4. Have a strong online game
AMR Hair & Beauty CEO Ammar Ahmad, 29, also started building his business empire when he was a still a teenager.
While the company boasted $24 million revenue in 2017, Ahmad says he struggled to even get a meeting with suppliers when he was establishing his business.
“They all thought I was too young. They’d ask ‘who’s backing you? Where’s the money going to come from?’,” Ahmad recalls.
As a result, Ahmad says the only way he could initially score a meeting with potential suppliers was by reaching out and building rapport over email, which he complemented with a strong online presence.
“Don’t show your face until it comes down to it. And then on the day of the meeting, you just have to convince them to place an order there and then,” Ahmad says.
5. Leverage your existing network
Once you’ve established yourself a little more in your industry, Ahmad recommends leveraging your network to open more doors.
“I networked with some of the biggest distributors – they were older, had been in the industry for a long time and were from different countries – so we weren’t in direct competition,” Ahmad recalls.
“I’d get them to put a word in for me and say, ‘hey, this guy’s really big in Australia. You’ll make a mistake if you don’t sell to him.’”

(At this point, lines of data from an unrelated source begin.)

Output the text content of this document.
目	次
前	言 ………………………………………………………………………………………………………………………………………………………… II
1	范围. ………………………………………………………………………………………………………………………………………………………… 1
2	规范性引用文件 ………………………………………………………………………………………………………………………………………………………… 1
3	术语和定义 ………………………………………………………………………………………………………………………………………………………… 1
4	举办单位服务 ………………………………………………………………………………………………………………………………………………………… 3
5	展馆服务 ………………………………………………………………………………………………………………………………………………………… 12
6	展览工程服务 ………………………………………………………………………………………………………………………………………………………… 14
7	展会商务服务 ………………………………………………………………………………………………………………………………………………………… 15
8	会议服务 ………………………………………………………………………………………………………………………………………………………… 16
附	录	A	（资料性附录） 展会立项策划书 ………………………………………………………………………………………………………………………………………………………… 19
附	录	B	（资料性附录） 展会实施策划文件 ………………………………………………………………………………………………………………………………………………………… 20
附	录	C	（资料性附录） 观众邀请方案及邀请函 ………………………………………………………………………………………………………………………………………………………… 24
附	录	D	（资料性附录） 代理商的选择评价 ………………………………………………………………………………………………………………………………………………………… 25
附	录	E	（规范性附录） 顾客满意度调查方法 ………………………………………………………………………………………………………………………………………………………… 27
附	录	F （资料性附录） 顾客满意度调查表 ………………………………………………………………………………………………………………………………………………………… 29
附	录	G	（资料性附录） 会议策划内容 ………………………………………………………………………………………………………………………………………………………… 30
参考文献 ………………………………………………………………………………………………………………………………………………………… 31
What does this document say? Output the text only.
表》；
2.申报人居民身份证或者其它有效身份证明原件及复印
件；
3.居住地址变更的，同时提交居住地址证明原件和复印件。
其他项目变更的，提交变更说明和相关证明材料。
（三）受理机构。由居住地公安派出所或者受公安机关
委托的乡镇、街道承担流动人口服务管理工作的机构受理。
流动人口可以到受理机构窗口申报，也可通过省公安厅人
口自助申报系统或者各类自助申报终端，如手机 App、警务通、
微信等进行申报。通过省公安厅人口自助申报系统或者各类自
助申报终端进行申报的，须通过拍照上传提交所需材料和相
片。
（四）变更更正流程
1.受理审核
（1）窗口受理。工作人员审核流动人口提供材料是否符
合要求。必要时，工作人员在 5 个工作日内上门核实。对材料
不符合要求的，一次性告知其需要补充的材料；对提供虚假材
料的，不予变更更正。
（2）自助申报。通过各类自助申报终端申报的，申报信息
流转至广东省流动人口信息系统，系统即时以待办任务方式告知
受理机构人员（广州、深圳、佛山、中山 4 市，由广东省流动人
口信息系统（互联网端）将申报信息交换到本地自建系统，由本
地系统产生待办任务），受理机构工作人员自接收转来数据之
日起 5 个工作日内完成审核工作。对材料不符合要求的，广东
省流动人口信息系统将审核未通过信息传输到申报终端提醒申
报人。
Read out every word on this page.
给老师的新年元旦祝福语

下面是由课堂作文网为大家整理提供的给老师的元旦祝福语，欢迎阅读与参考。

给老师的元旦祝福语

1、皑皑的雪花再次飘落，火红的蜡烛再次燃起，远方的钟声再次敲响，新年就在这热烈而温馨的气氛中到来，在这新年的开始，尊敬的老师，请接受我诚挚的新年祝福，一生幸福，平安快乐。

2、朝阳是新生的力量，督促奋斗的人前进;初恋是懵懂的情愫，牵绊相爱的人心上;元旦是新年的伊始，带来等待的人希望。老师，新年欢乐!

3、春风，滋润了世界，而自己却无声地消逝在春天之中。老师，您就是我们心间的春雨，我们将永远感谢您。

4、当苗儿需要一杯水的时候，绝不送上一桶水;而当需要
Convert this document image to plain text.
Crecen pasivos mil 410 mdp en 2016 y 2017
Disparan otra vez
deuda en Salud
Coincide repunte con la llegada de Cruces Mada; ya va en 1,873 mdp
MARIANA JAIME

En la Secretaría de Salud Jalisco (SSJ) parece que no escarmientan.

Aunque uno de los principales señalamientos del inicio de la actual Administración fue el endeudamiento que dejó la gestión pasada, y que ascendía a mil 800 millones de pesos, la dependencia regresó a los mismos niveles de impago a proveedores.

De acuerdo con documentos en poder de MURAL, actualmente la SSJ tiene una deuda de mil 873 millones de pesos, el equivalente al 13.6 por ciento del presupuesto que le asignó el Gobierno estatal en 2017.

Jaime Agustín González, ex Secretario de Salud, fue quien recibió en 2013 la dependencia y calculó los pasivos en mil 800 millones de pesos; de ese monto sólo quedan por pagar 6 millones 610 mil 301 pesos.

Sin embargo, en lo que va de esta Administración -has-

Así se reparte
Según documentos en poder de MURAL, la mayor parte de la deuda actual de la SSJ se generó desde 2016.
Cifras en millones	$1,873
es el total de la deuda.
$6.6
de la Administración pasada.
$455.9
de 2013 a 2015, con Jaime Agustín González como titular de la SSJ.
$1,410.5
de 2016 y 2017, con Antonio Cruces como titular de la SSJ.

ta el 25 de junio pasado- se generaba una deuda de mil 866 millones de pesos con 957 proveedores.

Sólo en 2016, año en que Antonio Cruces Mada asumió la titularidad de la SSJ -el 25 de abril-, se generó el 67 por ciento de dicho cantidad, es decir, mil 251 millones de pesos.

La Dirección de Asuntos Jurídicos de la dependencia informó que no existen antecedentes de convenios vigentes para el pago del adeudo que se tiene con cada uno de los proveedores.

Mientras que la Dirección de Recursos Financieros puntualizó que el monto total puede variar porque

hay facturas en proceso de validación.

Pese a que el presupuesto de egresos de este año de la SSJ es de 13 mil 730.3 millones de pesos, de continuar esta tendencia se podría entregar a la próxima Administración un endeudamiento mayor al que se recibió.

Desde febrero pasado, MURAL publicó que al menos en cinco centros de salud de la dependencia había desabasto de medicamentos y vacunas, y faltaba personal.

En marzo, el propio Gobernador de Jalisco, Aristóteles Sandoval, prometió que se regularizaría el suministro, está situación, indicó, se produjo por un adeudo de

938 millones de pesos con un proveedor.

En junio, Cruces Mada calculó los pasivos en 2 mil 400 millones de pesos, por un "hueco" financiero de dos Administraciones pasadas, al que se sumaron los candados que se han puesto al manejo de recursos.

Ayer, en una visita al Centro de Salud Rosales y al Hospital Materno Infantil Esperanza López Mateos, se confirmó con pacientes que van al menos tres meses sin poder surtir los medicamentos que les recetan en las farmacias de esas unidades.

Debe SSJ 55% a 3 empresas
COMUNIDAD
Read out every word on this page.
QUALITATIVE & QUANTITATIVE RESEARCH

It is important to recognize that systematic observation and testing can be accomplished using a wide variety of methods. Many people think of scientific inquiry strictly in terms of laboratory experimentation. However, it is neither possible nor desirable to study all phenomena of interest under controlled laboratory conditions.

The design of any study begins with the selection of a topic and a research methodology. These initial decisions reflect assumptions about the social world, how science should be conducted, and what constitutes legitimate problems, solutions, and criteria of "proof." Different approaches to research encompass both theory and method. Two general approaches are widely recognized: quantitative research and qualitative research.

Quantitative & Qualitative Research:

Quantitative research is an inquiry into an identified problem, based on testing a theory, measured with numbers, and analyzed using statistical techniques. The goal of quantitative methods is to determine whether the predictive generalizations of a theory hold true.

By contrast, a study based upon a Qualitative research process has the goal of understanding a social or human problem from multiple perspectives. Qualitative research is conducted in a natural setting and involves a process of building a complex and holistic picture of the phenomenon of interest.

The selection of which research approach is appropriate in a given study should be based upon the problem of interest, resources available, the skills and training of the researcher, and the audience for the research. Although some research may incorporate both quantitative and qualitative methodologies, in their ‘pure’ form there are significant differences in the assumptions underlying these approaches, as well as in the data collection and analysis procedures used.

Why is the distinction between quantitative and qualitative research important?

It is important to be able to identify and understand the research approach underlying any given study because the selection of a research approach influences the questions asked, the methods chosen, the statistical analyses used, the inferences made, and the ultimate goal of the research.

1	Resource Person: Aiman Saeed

Ahmad says you don’t even have to do business with these contacts – a simple friendship is all it takes.
“But you can’t ask them for it straight away – you’ve got to build up a relationship where you’re also helping them,” he says.
Remember, age is just a number
At the end of the day, age is just a number, says Kitinas.
“It doesn’t matter whether you are 12 or 20 or 60 or 80 – it’s never too early or late to start anything that you’re passionate about, whether that’s business or studying or some other career path,” she says.
“And if there is anyone trying to stop you from achieving your dreams because of your age, that’s where the problem lies. The problem doesn’t lie with you.”